The chances are remote that Whiting, 53, would win another Derby at the track where he has trained horses out of the same barn for 19 years.

After a pitcher throws a no-hitter, there’s usually talk about matching Johnny Vander Meer’s two in a row, pitched in 1938. In racing, a trainer just running a horse in the Derby in two consecutive years is an accomplishment. The four trainers to win two in a row have been the father-son Jones boys, Ben and Jimmy; H.J. (Derby Dick) Thompson and Lucien Laurin, who did it last with Riva Ridge and Secretariat in 1972-73.

Horse Racing Notes

The Wicked North and Bertrando, second- and third-place finishers behind Star Of The Crop in the Malibu Stakes on opening day at Santa Anita, head the 10-horse field in Saturday’s $200,000 San Fernando Stakes. The Malibu and the San Fernando are the first two legs of the Strub series for 4-year-olds, which ends with the $500,000 Charles H. Strub Stakes on Feb. 7. Star Of The Crop, who has never run farther than seven furlongs, is skipping the 1 1/8-mile San Fernando.

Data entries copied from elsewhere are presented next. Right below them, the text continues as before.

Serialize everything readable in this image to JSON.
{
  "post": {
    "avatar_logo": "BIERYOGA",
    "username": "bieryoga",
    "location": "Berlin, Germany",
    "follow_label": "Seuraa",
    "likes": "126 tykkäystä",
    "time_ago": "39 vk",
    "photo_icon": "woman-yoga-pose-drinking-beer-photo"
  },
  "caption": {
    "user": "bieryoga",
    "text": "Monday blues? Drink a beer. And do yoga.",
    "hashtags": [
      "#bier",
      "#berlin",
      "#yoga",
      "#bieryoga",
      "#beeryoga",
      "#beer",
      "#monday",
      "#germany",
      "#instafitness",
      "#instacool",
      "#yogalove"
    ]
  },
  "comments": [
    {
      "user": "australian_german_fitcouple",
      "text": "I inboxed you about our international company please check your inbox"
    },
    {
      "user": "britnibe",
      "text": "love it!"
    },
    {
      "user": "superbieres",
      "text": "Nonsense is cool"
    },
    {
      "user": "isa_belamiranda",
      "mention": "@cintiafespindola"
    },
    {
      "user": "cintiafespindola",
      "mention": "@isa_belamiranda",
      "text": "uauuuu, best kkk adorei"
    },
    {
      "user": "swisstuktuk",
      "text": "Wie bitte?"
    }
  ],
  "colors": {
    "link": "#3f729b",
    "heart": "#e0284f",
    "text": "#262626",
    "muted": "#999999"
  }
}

The entry of Bertrando and Disposal, favored in the Malibu, will be back Saturday, both running on an off track for the first time. Major Impact drew the rail, and outside him come Al Sabin, Lottery Winner, Never Round, Bertrando, Disposal, The Wicked North, Star Recruit, Daros and Siberian Summer.

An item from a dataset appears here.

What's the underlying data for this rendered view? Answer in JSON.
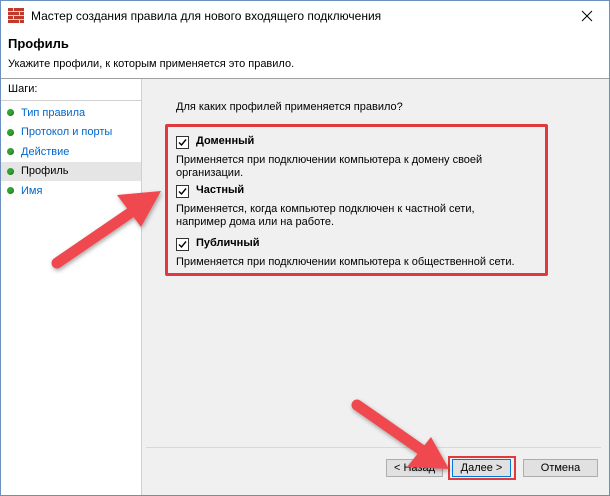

Magical Maiden’s X-rays were negative, but she has a pulled muscle and will miss the La Canada on Jan. 30. . . . Yukio Okabe, one of Japan’s top jockeys, rode Speeding Moment to a third-place finish in the second race Thursday and will be taking mounts at Santa Anita for the next few weeks. Okabe, 45, has won the Japan Cup twice, with Symboli Rudolf in 1985 and Tokai Teio last year. In 1986, Okabe accompanied Symboli Rudolf to Santa Anita, and they finished next to last in the San Luis Rey Stakes, as the 5-year-old suffered career-ending injuries.

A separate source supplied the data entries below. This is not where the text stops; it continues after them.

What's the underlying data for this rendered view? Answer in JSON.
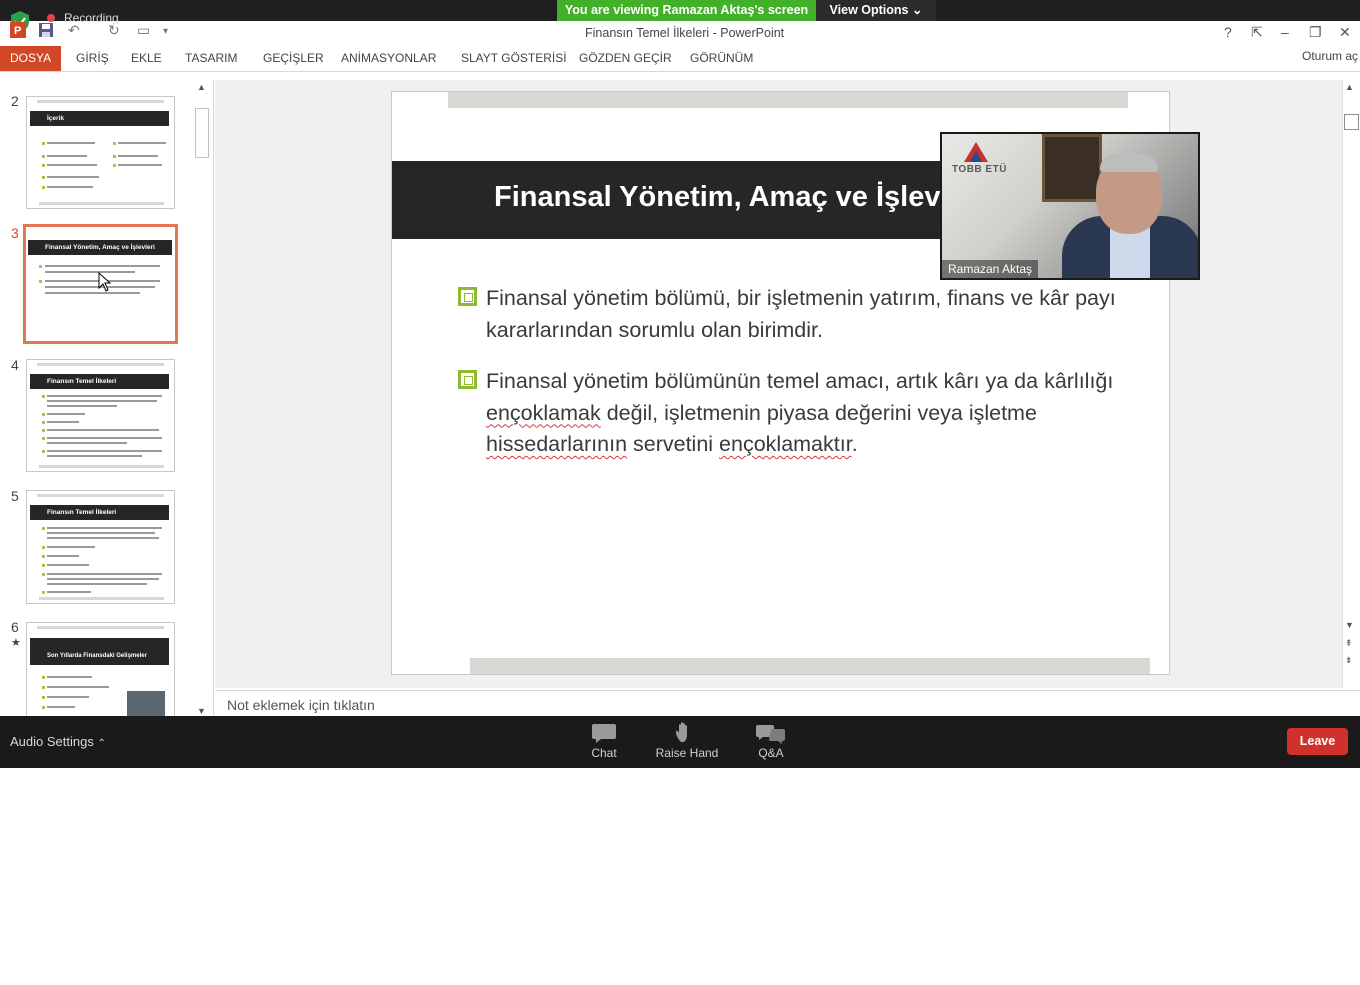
{
  "share": {
    "recording_label": "Recording",
    "viewing_banner": "You are viewing Ramazan Aktaş's screen",
    "view_options_label": "View Options"
  },
  "window": {
    "title": "Finansın Temel İlkeleri - PowerPoint",
    "help": "?",
    "minimize": "–",
    "maximize": "❐",
    "close": "✕"
  },
  "ribbon": {
    "tabs": [
      {
        "label": "DOSYA"
      },
      {
        "label": "GİRİŞ"
      },
      {
        "label": "EKLE"
      },
      {
        "label": "TASARIM"
      },
      {
        "label": "GEÇİŞLER"
      },
      {
        "label": "ANİMASYONLAR"
      },
      {
        "label": "SLAYT GÖSTERİSİ"
      },
      {
        "label": "GÖZDEN GEÇİR"
      },
      {
        "label": "GÖRÜNÜM"
      }
    ],
    "signin": "Oturum aç"
  },
  "thumbnails": [
    {
      "number": "2",
      "title": "İçerik"
    },
    {
      "number": "3",
      "title": "Finansal Yönetim, Amaç ve İşlevleri",
      "selected": true
    },
    {
      "number": "4",
      "title": "Finansın Temel İlkeleri"
    },
    {
      "number": "5",
      "title": "Finansın Temel İlkeleri"
    },
    {
      "number": "6",
      "title": "Son Yıllarda Finansdaki Gelişmeler",
      "star": "★"
    }
  ],
  "slide": {
    "title": "Finansal Yönetim, Amaç ve İşlev",
    "bullet1": "Finansal yönetim bölümü, bir işletmenin yatırım, finans ve kâr payı kararlarından sorumlu olan birimdir.",
    "bullet2_part1": "Finansal yönetim bölümünün temel amacı, artık kârı ya da kârlılığı ",
    "bullet2_spell1": "ençoklamak",
    "bullet2_part2": " değil, işletmenin piyasa değerini veya işletme ",
    "bullet2_spell2": "hissedarlarının",
    "bullet2_part3": " servetini ",
    "bullet2_spell3": "ençoklamaktır",
    "bullet2_end": "."
  },
  "notes": {
    "placeholder": "Not eklemek için tıklatın"
  },
  "webcam": {
    "participant_name": "Ramazan Aktaş",
    "logo_text": "TOBB ETÜ"
  },
  "meeting_bar": {
    "audio_settings": "Audio Settings",
    "chat": "Chat",
    "raise_hand": "Raise Hand",
    "qa": "Q&A",
    "leave": "Leave"
  },
  "colors": {
    "accent_ribbon": "#d24726",
    "banner_green": "#43b02a",
    "leave_red": "#d0312d",
    "bullet_green": "#8fbc2f"
  }
}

El Atroz, the 43-1 shot who won the California Breeders’ Champion Stakes at Santa Anita, is back in trainer Jose Silva’s care at Bay Meadows, being prepared for the $200,000 El Camino Real Derby there a week from Saturday. . . . Changed Tune’s victory in an allowance at Santa Anita on Thursday was her first since being claimed for $80,000 out of a race at Del Mar in August. The 4-year-old filly had run second twice and finished sixth as she moved into stakes company last fall. With five scratches on the muddy track, Changed Tune had to beat only three horses, running on the main track for the first time since she was fifth in the Hollywood Oaks last July.